Raum zum Leben - Darum geht es Neusäß' Erstem Bürgermeister Richard Greiner bei seiner Rede zum Neujahrsempfang
„Was macht eigentlich einen Lebensraum aus, in dem man sich zuhause fühlt, in dem man gut lebt?“ – auf diese Frage gibt Bürgermeister Richard Greiner in seiner Rede zum Neujahrsempfang der Stadt Neusäß am Sonntag, 14. Januar 2018, Antworten.

Die Stadt selbst stellt die Rahmenbedingungen für die Lebensqualität ihrer Bürger. Als beliebter Wohn- und Wirtschaftsraum setzt Neusäß in der Schaffung von neuen Wohnungen auf eine moderate Stadtentwicklung und, wie Greiner erklärt, „ein organisches, maßvolles Wachstum“. Ein aktuelles Projekt ist die Sanierung und Umwandlung des Altlastengebietes Sailer-Areal, auf dem rund 280 Wohnungen entstehen sollen. Einen raschen Fortschritt strebe die Stadt dieses Jahr auch bei der Neugestaltung des benachbarten Schuster-Areals an, so Greiner.
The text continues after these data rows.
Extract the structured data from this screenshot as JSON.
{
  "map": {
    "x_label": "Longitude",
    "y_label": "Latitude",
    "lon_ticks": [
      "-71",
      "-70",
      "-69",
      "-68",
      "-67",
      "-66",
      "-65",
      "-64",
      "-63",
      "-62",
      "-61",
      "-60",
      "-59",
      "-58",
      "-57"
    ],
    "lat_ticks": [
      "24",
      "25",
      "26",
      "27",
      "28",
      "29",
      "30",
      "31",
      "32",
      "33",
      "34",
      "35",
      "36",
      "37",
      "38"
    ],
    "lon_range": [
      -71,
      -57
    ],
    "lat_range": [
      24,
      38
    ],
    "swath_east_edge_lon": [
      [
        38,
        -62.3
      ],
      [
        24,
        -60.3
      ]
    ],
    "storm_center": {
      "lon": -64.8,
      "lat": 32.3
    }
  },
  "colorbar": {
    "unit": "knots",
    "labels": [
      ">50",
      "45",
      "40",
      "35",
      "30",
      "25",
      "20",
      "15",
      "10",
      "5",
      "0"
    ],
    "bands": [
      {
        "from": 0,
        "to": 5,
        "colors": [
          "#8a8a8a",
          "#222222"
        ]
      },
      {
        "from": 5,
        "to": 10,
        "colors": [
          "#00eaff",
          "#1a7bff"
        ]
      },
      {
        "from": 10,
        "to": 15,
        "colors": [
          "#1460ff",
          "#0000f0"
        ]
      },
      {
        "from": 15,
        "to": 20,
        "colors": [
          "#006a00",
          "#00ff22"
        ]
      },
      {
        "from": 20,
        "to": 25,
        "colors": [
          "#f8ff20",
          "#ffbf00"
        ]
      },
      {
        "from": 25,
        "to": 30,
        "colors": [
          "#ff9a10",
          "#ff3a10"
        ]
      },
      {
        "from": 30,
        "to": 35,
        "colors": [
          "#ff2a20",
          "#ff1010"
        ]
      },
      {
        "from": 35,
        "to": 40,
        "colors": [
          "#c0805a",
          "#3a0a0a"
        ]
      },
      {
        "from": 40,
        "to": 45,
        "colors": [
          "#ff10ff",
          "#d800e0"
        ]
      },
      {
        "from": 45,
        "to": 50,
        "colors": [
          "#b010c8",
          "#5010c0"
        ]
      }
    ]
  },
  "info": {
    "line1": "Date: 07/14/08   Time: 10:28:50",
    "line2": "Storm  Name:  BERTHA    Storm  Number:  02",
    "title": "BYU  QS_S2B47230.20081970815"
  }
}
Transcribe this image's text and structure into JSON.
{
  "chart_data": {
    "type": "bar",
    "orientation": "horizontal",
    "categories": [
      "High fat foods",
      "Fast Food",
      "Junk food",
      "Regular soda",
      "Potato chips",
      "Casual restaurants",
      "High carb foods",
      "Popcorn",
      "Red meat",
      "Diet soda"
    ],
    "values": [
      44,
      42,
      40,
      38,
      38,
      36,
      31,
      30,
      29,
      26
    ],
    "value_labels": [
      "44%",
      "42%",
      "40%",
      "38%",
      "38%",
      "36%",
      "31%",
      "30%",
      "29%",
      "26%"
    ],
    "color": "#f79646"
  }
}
Eine bereits deutliche bauliche Entwicklung sei vor allem im Gewerbegebiet Neusäß-Nord zu sehen, was mit der guten Auftragslage und der Investitionsbereitschaft der Neusäßer Unternehmen zusammenhinge. „Auch wir in Neusäß spüren, dass sich die Wirtschaft im neunten Jahr in einer Hochkonjunktur befindet“, sagt der Bürgermeister. Die Arbeitslosenzahl sei auf einem historisch niedrigen Stand und die Stadt profitiere mit Gewerbesteuereinnahmen von etwa 8,2 Millionen Euro von der guten wirtschaftlichen Lage.

Neusäß als Raum zum Arbeiten muss aber auch Raum zum Lernen sein, da, wie Greiner bemerkt, auch eine gute berufliche Qualifizierung gegeben sein müsse, um eine gute Arbeit zu bekommen. Deshalb ist es für Greiner besonders bemerkenswert, dass Markus Rauberger aus Aystetten seine Ausbildung zum Industriemechaniker bei KUKA Systems mit so großem Erfolg abschloss, dass er sich gegen 20.000 Konkurrenten durchsetzte und die Auszeichnung zu „Deutschlands bestem Azubi“ erhielt.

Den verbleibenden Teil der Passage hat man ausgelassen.